Gallagher et ses collègues ont effectué une revue des dossiers de 169 patients subissant une amygdalectomie et ayant reçu du kétorolac intraveineux et ont démontré un taux d’hémorragie postopératoire de 10,1 % par rapport à un taux de 2,2 % chez ceux ayant reçu des médicaments opioïdes.
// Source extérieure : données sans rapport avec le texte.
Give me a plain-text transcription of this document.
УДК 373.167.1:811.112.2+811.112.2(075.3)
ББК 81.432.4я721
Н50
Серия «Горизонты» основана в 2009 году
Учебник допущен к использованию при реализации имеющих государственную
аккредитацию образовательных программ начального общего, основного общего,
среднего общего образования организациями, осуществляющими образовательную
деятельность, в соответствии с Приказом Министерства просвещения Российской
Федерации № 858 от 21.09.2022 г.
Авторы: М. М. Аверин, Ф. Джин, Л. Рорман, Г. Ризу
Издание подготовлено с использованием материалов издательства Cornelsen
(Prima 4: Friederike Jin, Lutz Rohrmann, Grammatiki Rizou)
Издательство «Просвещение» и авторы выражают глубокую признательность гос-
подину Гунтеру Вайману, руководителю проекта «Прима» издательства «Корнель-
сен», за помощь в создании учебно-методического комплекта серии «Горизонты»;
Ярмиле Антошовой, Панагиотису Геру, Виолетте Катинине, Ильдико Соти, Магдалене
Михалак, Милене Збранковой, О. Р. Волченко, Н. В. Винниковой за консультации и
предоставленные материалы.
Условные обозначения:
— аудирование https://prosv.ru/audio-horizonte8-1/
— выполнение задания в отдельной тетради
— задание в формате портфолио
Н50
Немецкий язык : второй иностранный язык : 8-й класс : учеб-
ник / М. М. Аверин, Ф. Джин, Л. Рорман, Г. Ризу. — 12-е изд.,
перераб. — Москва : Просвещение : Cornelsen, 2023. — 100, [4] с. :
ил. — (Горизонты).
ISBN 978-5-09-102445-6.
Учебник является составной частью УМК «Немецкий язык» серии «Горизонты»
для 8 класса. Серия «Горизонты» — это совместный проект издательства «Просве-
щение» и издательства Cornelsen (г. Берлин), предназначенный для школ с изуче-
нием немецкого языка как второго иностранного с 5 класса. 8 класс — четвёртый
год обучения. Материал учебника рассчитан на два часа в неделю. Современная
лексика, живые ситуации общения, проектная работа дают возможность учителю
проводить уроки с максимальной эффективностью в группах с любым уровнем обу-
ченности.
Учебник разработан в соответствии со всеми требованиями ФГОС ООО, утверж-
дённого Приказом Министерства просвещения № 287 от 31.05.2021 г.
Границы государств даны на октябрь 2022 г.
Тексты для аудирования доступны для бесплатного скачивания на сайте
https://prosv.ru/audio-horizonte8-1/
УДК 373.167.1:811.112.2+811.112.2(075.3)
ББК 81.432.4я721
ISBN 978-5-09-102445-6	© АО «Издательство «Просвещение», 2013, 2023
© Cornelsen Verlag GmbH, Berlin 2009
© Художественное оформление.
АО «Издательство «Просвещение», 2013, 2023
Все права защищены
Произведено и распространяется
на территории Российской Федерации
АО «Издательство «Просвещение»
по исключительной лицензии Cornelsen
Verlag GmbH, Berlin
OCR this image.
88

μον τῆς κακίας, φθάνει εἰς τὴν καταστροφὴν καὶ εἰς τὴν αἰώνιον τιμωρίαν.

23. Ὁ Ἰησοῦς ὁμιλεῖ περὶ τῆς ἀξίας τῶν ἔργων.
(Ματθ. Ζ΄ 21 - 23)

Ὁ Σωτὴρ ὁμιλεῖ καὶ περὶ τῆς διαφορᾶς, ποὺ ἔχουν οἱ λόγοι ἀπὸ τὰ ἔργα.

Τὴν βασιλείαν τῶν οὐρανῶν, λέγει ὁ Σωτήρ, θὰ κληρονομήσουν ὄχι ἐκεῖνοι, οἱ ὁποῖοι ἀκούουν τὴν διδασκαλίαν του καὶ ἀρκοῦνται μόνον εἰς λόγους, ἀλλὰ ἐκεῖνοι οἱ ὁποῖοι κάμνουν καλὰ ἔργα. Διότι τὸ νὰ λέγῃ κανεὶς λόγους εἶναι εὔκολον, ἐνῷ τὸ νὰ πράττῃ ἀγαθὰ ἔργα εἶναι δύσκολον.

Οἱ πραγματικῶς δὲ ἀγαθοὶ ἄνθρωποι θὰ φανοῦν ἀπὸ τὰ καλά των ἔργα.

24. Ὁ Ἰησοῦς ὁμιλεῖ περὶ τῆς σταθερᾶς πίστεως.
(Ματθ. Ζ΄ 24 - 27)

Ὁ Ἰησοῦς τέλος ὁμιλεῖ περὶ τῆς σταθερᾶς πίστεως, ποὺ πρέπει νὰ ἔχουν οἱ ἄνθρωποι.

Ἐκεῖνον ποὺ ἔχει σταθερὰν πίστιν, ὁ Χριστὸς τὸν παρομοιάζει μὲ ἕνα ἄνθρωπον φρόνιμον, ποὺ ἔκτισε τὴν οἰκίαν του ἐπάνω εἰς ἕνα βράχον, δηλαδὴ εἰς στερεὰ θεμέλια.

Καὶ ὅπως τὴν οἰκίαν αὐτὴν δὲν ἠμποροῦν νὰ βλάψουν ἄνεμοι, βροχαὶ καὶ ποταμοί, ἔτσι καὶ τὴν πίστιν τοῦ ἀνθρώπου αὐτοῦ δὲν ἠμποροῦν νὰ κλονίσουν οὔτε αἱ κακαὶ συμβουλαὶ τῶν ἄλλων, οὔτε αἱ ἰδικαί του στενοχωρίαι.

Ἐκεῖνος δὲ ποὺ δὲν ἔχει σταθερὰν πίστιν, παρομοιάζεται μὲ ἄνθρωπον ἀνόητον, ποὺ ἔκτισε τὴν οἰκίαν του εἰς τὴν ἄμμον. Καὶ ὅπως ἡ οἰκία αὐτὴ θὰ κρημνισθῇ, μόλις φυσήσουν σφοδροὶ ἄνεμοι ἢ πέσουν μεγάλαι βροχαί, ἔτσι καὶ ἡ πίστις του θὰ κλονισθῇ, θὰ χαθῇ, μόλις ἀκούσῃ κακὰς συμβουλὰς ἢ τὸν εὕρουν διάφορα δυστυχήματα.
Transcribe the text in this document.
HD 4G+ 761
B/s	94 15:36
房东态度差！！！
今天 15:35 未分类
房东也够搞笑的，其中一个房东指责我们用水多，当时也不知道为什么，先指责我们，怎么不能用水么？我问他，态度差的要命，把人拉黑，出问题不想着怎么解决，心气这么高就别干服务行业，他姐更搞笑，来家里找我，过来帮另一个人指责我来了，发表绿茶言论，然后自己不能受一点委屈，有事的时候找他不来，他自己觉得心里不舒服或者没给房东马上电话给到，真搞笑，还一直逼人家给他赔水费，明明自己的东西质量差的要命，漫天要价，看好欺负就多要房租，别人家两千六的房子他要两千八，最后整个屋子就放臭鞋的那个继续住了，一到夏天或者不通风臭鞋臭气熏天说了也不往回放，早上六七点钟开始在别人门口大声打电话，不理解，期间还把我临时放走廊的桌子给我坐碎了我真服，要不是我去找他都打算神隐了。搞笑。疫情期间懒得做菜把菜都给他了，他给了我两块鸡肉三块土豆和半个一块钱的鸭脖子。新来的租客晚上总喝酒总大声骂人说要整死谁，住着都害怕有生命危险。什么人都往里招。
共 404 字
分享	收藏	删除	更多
L’étude présente plusieurs limites. Premièrement, une conception d’étude rétrospective ne fournit aucune information sur l’efficacité analgésique et les effets secondaires du kétorolac administré par voie intraveineuse ou intramusculaire. Deuxièmement, nos dossiers médicaux électroniques permettent aux cliniciens de choisir rapidement entre 15, 30 et 60 mg pour les doses IV et 30, 60 mg pour les doses IM en plus de la saisie manuelle. Ainsi, les ensembles d’ordonnances et les voies d’accès pourraient influencer les pratiques de prescription des cliniciens, car les médecins prendront la voie la plus efficace et la plus rapide pour commander des médicaments. Troisièmement, l’établissement de la dose plafond de kétorolac dans les études antérieures a été fait dans des populations de patients très spécifiques (chirurgie de stabilisation de la colonne vertébrale, douleur cancéreuse, chirurgie gynécologique), de sorte que la validité externe de la dose plafond peut ne pas s’appliquer à la population de patients des urgences. Quatrièmement, les formulations posologiques du kétorolac peuvent varier selon les établissements et les fournisseurs, étant donné que le kétorolac est fourni en flacons de 15 mg et de 30 mg. Enfin, d’après le pourcentage de patients recevant des doses de kétorolac trois à six fois plus élevées que celles suggérées par une dose plafond d’analgésique, on peut supposer que les prestataires de services d’urgence ont été formés à utiliser des doses plus élevées, comme le recommandent les fabricants et les manuels de médecine d’urgence.